Keep the change: When Dick Jauron interviewed for the Buffalo coaching job, he was driven to dinner by Bills owner Ralph Wilson, but Jauron had to pay a road toll because Wilson was carrying no cash. Who says it doesn’t cost anything to interview for a job? And who said Jauron can’t handle change?
New England offensive coordinator Charlie Weis is considered the front-runner in Buffalo because of his familiarity with quarterback Drew Bledsoe. But Pittsburgh offensive coordinator Mike Mularkey also interviewed there and turned down a chance to interview in Oakland. If Mularkey gets the job, offensive line coach Russ Grimm is expected to succeed him as the Steelers’ coordinator if he doesn’t get the Bears job.

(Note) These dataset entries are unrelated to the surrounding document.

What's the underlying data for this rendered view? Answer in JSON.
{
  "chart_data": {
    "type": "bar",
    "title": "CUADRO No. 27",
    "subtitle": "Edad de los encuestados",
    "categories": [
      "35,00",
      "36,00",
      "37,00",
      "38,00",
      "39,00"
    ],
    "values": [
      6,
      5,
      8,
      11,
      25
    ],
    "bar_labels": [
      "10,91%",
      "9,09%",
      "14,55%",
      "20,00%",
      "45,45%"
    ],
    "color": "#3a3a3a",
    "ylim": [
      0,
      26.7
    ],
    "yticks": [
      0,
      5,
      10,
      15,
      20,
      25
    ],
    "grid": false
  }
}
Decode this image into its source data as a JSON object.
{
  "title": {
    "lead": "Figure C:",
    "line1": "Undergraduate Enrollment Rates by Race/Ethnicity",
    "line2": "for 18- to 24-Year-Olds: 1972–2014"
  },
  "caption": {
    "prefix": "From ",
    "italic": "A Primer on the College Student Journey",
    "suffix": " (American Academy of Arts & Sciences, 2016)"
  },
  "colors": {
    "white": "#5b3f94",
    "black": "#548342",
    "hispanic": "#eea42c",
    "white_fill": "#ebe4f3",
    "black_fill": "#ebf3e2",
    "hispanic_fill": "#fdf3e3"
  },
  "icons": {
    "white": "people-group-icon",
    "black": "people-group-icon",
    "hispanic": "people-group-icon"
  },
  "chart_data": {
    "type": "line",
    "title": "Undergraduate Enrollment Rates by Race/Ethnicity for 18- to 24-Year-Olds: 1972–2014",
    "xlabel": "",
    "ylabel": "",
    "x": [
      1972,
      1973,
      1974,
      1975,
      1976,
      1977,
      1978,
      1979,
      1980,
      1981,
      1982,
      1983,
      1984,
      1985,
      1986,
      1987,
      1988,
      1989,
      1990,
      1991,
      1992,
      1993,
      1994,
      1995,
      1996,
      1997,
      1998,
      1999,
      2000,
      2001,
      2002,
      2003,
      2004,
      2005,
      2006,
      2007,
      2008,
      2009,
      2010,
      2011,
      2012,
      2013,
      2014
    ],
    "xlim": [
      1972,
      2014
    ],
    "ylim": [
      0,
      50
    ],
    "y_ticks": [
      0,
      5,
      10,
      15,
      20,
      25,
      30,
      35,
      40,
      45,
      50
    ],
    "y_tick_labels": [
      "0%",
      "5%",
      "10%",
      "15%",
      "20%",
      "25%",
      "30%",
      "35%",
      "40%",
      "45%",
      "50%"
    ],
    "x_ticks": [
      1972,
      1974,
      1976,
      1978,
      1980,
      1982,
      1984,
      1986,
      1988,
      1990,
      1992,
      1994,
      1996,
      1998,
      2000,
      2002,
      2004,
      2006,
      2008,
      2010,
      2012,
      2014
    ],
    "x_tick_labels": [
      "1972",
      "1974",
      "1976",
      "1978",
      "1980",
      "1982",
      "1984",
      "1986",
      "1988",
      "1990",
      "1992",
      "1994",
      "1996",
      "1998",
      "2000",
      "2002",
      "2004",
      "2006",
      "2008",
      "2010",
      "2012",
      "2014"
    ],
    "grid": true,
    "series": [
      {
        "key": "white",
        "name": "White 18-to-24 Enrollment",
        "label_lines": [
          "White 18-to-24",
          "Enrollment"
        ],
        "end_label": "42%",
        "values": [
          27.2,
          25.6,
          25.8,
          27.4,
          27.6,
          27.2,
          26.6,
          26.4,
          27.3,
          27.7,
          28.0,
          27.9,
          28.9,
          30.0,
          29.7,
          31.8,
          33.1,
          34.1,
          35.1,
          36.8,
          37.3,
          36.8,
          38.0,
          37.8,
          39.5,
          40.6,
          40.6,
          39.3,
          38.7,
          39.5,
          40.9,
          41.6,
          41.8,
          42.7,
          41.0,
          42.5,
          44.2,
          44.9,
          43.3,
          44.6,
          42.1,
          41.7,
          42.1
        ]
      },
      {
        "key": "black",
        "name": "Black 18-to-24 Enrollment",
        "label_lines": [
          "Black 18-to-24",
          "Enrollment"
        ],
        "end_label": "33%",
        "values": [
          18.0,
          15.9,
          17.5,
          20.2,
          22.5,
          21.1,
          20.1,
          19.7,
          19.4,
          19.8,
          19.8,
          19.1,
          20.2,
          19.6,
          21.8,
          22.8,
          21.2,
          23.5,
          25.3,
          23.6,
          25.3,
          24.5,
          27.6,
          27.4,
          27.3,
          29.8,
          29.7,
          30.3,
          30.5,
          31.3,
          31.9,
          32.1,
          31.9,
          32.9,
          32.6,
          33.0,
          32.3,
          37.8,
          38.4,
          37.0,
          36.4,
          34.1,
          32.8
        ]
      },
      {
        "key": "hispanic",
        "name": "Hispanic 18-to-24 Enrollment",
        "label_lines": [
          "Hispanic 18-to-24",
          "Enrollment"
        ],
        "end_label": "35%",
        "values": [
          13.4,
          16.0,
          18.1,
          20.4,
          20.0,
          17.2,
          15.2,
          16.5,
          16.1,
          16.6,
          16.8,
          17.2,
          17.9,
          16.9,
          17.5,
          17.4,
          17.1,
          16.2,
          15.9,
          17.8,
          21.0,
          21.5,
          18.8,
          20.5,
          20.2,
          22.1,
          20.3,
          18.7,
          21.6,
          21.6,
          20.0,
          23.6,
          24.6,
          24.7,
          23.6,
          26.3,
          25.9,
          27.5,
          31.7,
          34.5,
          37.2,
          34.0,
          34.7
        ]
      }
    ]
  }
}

The Steelers also are trying to fill their defensive coordinator spot after firing Tim Lewis. Bears defensive coordinator Greg Blache, still under contract and consideration in Chicago, fired New York Jets defensive coordinator Ted Cottrell and former Cincinnati head coach and current Bills assistant Dick LeBeau have interviewed.
Lewis was hired by Tom Coughlin as the Giants’ defensive coordinator, but Coughlin may still want to reunite with Jauron, his former defensive coordinator in Jacksonville. Jauron would become assistant head coach/defense and work with Lewis.
Davis hurt: Carolina running back Stephen Davis is questionable for the NFC championship game with a strained left quadriceps. Carolina coach John Fox said Monday he did not know what Davis will be able to do in preparation for Philadelphia.
“It’s a pull, and typically you just start treatment on those and kind of play it by ear,” Fox said. “Everybody’s different. It’s the degree of the pull, the particular player and how they handle injuries. There’s no 100 percent diagnosis.”